Natalia Hudelson, The British Museum, UK, Casey Scott-Songin, British Museum, UK, Han Li, British Museum, UK
In December 2015, the British Museum launched a new audio guide. Based on extensive generative user research (Mannion, Sabiescu, & Robinson, 2015), its design and functionality challenge the traditional notion of an audio guide and provide multiple ways to engage with content, wayfinding, and object information. We embrace the notion of iterative product development and wanted to improve the audio guide product that has now been “on the market” for over six months. Too often, the concept of “iteration” is used in reference to technological development, with user research limited to a/b testing of designs for immediate implementation. We took a broader view and chose to spend significant time and budget conducting evaluative user research to understand what we did (and didn’t) get right in the first version of this new audio guide.
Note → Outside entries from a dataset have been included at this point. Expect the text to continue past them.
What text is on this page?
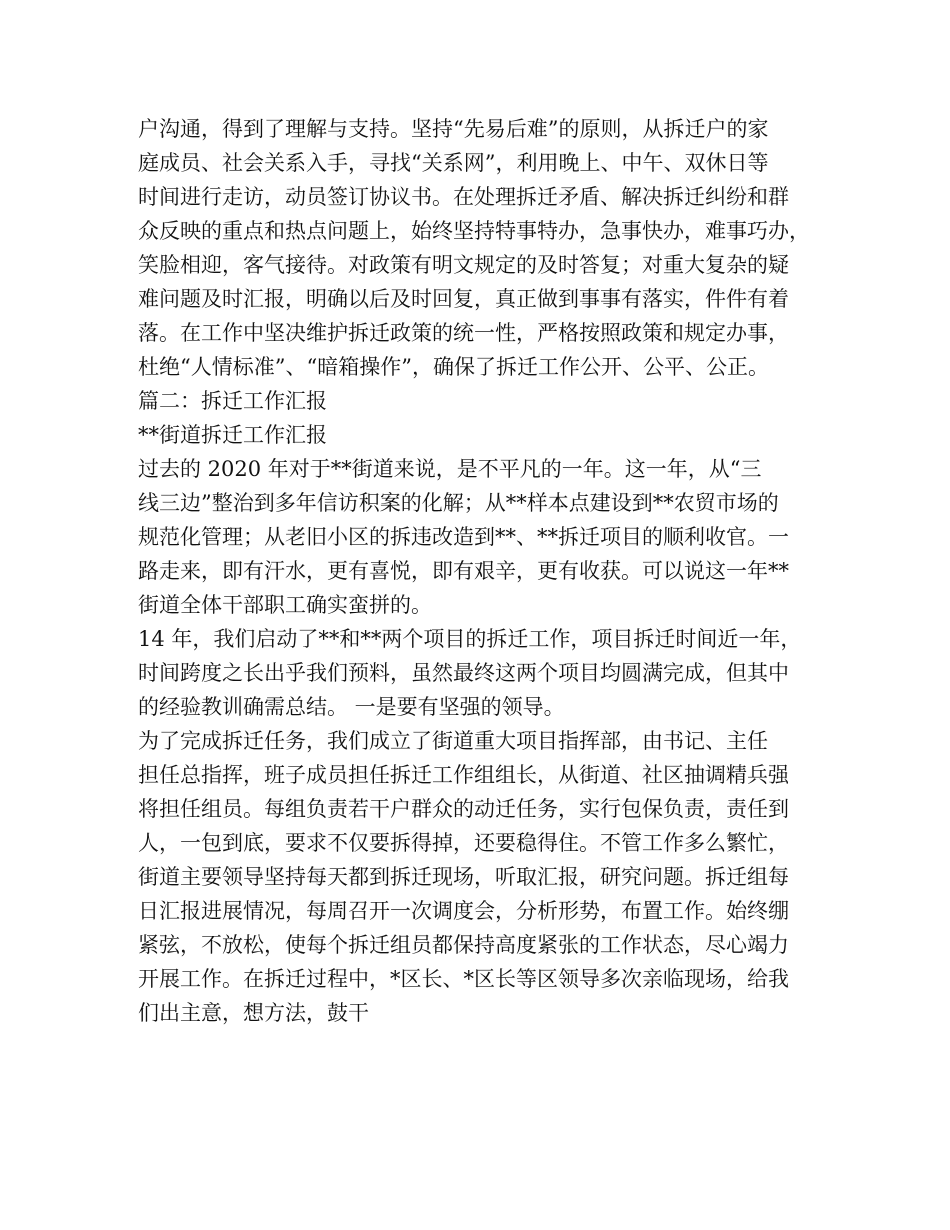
户沟通，得到了理解与支持。坚持“先易后难”的原则，从拆迁户的家
庭成员、社会关系入手，寻找“关系网”，利用晚上、中午、双休日等
时间进行走访，动员签订协议书。在处理拆迁矛盾、解决拆迁纠纷和群
众反映的重点和热点问题上，始终坚持特事特办，急事快办，难事巧办，
笑脸相迎，客气接待。对政策有明文规定的及时答复；对重大复杂的疑
难问题及时汇报，明确以后及时回复，真正做到事事有落实，件件有着
落。在工作中坚决维护拆迁政策的统一性，严格按照政策和规定办事，
杜绝“人情标准”、“暗箱操作”，确保了拆迁工作公开、公平、公正。
篇二：拆迁工作汇报
**街道拆迁工作汇报
过去的 2020 年对于**街道来说，是不平凡的一年。这一年，从“三
线三边”整治到多年信访积案的化解；从**样本点建设到**农贸市场的
规范化管理；从老旧小区的拆违改造到**、**拆迁项目的顺利收官。一
路走来，即有汗水，更有喜悦，即有艰辛，更有收获。可以说这一年**
街道全体干部职工确实蛮拼的。
14 年，我们启动了**和**两个项目的拆迁工作，项目拆迁时间近一年，
时间跨度之长出乎我们预料，虽然最终这两个项目均圆满完成，但其中
的经验教训确需总结。 一是要有坚强的领导。
为了完成拆迁任务，我们成立了街道重大项目指挥部，由书记、主任
担任总指挥，班子成员担任拆迁工作组组长，从街道、社区抽调精兵强
将担任组员。每组负责若干户群众的动迁任务，实行包保负责，责任到
人，一包到底，要求不仅要拆得掉，还要稳得住。不管工作多么繁忙，
街道主要领导坚持每天都到拆迁现场，听取汇报，研究问题。拆迁组每
日汇报进展情况，每周召开一次调度会，分析形势，布置工作。始终绷
紧弦，不放松，使每个拆迁组员都保持高度紧张的工作状态，尽心竭力
开展工作。在拆迁过程中，*区长、*区长等区领导多次亲临现场，给我
们出主意，想方法，鼓干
In this paper, we explore and share four key points: our long-term goals for undertaking this research; our methodology for conducting it; lessons learned and advice for other institutions; and, our revised strategy for the digital product. Through our most recent user research, we were able to observe significantly different visitor expectations for and use of the audio guides amongst three linguistic groups, giving us the opportunity to consider how we may change the digital experience to accommodate these varied expectations and experiences. Our conclusions will be of interest to any cultural organization building mobile digital products, and especially those serving a multilingual population.
Mannion, Shelley, Amalia Sabiescu and William Robinson. "An audio state of mind: Understanding behaviour around audio guides and visitor media." MW2015: Museums and the Web 2015. Published February 1, 2015.